Investigadores del Instituto Tecnológico de Tuxtla Gutiérrez elaboraron un fertilizante orgánico con harina de tilapia, por lo que estudian su implementación en la producción de tomate en invernadero con el propósito de mejorar el medio ambiente.
A nivel mundial, México es el noveno productor de tilapia del Nilo (Oreochromis Niloticus), siendo las principales entidades productoras del país Jalisco, 18.5%; Chiapas, 15.2% y Michoacán, 12.1%.
La tilapia, si bien representa una importante fuente de ingresos para la economía de Chiapas, también genera desechos (principalmente cabeza, cola y esqueleto) que no son aprovechados y cuyo no adecuado manejo representa un problema ambiental.
Según los últimos datos del Servicio de Información Agroalimentaria y Pesquera (SIAP), Chiapas produjo en 2018 más de 28 mil 229 toneladas de mojarra tilapia, con una producción mensual constante.
Ante los residuos y el avance de la producción de mojarra, investigadores del Tecnológico en Tuxtla Gutiérrez mencionaron que desarrollaron un proyecto para evaluar el uso de estos residuos como fertilizante orgánico en el cultivo de tomate producido en invernadero, que propicie efectos positivos sobre la calidad de la planta y sus frutos.
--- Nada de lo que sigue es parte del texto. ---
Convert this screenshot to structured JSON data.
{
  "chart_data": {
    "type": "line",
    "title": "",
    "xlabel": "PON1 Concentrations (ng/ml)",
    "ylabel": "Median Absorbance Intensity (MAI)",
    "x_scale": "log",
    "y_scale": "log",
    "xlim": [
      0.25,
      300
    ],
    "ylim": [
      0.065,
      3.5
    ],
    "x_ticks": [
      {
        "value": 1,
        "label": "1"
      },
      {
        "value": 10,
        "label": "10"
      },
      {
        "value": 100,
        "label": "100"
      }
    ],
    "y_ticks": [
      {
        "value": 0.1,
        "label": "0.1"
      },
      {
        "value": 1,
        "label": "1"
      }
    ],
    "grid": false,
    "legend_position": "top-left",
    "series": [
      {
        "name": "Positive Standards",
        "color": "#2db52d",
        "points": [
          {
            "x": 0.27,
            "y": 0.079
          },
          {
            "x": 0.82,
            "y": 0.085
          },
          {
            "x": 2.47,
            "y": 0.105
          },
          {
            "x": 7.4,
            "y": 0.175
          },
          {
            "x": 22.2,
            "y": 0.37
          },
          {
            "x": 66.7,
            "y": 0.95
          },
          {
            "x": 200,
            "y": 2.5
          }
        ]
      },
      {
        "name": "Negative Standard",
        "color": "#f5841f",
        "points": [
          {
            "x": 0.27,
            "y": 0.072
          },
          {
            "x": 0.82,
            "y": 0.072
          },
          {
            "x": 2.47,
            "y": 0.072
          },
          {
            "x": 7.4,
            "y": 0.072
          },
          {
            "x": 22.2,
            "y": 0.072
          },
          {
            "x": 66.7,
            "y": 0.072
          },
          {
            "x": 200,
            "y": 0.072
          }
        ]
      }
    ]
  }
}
“Se evalúa que los desechos de dicha producción constituyen un 50%, siendo eliminados de forma indiscriminada, lo que lleva a la búsqueda de alternativas para su aprovechamiento.
“Por ello, la transformación de estos desechos en harinas brindan la oportunidad de ser empleados como biofertilizantes en cultivos.
“Estos abonos, por su composición química y biológica, mantienen los nutrientes del suelo y el ecosistema del subsuelo”, afirmaron.
Mencionaron que la incorporación de compuestos derivados de peces en los sistemas agrícolas benefician las cosechas por la integración de nitrógeno, fósforo, calcio, aminoácidos y sustancias naturales con efectos relacionados a los reguladores de crecimiento.
Los elementos regeneran la estructura y calidad del suelo, y promueven el desarrollo de organismos benéficos en la rizosfera (la parte del suelo en el que se desarrollan las raíces).
Valor agregado
El proyecto pretende dar una solución al manejo de los desechos generados por la producción de tilapia para generar una sinergia entre los residuos de pescado y el cultivo de tomate para darle un valor agregado, siendo el tomate la tercera hortaliza más consumida en el mundo.
La investigación se encuentra en desarrollo en el invernadero y laboratorio de Biotecnología de la institución, bajo la supervisión de Juan José Villalobos Maldonado, esperando contar con los primeros resultados para su evaluación este diciembre.